First Steps
Artist: Jean Charlot
Price:
$1,740.00
Medium: Prints
More Details
Materials: Lithograph, Original
Dimensions: 23" x 19" x 1"
Finish: Framed
About the Item: c.1930's. lower right
About The Artist
Louis Henri Jean Charlot (1898-1979) was a French-born American painter and illustrator, active mainly in Mexico and the United States. Charlot’s mother’s family originated from Mexico City, and the artist was fascinated with Mexican manuscripts and pre-Columbian artifacts. He studied art in Paris before serving in the French army during World War I. Charlot spent an extensive period of his life living and working in Mexico. After the death of his father, the artist and his mother moved to Mexico City. He was a part of the circle of the painter and muralist Diego Rivera who introduced him to other young artists. Charlot moved to New York in 1928, where he taught at the Art Students League. After the Mexican Revolution, mural painting became a mode for teaching, and Charlot painted a fresco at the commission of the Mexican Minister of Education.

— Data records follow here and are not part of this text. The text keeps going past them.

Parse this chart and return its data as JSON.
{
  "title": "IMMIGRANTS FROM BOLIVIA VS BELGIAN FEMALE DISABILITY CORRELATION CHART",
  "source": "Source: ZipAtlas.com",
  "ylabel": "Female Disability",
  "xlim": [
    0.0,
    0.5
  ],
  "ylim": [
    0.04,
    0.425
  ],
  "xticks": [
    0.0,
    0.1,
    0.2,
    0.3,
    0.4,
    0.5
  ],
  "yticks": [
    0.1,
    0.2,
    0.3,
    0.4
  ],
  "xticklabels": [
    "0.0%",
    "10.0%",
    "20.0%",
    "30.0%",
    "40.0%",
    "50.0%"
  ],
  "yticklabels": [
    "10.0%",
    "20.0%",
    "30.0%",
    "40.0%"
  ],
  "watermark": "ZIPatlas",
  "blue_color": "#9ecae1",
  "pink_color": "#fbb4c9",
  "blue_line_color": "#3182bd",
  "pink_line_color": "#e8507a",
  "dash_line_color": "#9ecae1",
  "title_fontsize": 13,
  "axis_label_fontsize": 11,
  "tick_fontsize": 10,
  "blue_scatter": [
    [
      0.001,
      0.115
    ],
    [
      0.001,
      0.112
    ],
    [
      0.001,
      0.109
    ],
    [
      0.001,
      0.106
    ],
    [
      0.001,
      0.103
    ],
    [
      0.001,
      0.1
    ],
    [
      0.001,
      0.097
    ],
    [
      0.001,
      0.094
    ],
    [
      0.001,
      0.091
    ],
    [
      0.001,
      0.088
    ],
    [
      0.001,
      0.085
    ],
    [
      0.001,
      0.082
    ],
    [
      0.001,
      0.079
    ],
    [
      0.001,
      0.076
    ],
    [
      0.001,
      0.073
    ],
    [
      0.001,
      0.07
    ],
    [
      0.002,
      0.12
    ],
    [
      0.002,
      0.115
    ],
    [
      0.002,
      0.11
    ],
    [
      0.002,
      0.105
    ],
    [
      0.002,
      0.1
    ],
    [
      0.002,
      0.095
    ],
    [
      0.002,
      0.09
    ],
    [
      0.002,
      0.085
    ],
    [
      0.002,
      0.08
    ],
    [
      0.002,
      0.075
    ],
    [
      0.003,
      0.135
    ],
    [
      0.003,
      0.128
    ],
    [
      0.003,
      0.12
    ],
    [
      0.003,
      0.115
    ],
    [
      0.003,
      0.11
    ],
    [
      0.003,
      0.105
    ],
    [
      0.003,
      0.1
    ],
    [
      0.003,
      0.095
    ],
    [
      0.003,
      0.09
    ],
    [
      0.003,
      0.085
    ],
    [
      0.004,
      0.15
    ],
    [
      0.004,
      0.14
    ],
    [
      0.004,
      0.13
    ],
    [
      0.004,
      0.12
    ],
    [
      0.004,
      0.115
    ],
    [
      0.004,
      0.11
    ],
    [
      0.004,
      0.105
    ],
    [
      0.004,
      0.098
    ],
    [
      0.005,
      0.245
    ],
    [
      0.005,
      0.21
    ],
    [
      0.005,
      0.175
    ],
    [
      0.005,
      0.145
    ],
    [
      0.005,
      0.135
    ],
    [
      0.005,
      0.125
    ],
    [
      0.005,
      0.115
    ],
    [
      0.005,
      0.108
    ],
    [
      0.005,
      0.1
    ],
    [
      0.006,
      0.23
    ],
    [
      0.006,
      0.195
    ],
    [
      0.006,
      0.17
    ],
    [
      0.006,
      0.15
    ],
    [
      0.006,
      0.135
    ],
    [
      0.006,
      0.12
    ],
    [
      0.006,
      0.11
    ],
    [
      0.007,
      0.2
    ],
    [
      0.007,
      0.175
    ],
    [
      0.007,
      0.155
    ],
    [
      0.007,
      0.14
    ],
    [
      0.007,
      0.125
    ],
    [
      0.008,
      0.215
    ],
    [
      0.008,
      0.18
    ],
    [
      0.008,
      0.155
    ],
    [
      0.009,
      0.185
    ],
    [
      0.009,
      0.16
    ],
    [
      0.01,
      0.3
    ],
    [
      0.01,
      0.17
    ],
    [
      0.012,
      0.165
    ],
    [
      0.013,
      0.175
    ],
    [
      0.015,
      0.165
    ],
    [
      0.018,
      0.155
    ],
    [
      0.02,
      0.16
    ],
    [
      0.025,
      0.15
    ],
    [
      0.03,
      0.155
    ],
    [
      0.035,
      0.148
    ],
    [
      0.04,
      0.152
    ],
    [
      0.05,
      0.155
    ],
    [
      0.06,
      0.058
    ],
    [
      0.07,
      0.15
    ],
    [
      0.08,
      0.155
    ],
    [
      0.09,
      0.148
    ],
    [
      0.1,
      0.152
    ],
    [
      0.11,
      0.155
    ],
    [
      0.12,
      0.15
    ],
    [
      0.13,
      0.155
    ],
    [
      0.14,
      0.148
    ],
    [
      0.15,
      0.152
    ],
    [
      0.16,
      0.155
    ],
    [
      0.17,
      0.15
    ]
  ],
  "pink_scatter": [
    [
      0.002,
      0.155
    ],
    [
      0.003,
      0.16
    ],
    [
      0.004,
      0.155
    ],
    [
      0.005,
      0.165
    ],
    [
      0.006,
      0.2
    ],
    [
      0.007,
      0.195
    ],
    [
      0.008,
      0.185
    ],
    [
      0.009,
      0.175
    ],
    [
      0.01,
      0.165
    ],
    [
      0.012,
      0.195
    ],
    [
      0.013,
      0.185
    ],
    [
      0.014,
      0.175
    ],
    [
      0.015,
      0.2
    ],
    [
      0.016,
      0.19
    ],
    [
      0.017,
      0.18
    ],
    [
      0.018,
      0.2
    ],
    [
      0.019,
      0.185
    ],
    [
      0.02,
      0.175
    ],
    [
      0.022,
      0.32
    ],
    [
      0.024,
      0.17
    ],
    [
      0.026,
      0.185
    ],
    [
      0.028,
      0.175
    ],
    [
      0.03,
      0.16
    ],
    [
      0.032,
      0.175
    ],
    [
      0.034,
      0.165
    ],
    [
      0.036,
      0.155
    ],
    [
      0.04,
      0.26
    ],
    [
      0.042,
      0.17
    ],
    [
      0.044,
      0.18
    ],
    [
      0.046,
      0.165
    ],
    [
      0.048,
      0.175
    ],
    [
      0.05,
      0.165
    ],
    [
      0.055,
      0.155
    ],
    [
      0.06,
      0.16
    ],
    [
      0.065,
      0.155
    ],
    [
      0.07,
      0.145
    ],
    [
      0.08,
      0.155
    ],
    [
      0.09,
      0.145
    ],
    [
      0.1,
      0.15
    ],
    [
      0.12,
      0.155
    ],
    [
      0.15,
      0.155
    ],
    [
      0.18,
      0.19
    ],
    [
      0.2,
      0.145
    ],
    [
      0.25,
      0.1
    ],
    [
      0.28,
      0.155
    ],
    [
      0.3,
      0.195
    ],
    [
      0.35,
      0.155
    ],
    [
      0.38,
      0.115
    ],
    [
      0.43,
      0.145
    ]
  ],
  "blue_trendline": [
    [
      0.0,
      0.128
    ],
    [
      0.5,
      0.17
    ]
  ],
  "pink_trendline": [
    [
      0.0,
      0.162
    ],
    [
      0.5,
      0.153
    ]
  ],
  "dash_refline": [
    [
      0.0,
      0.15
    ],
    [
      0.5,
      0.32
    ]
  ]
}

Charlot’s was the first mural finished and the first in the fresco technique. Thus, the artist was one of the founders of Mexican muralism. In 1928, works by Charlot were included in an exhibition at the art Center Gallery in New York. Between 1926 and 1928, he spent three seasons excavating the Mayan ruins at Chichen Itza in Mexico. The artist traced and copied bas-reliefs and painted surfaces as they were unearthed. The work had a major influence on his own art, as can be seen in the lithograph First Steps from the 1930s. The artist produced more than seven hundred prints. Many of Charlot’s prints utilized the medium of lithography, both stone and offset, made with his long-time collaborator, Los Angeles printer Lynton Kistler. In the United States, Charlot executed commissions for the Work Projects Administration’s Federal Arts Project. He taught at the first Summer Institute of Black Mountain College. In 1947, Charlot taught fresco painting and worked on several editions of lithographs at the Colorado Springs Fine Arts Center. The artist went to teach at the University of Hawaii, where he remained for over thirty years.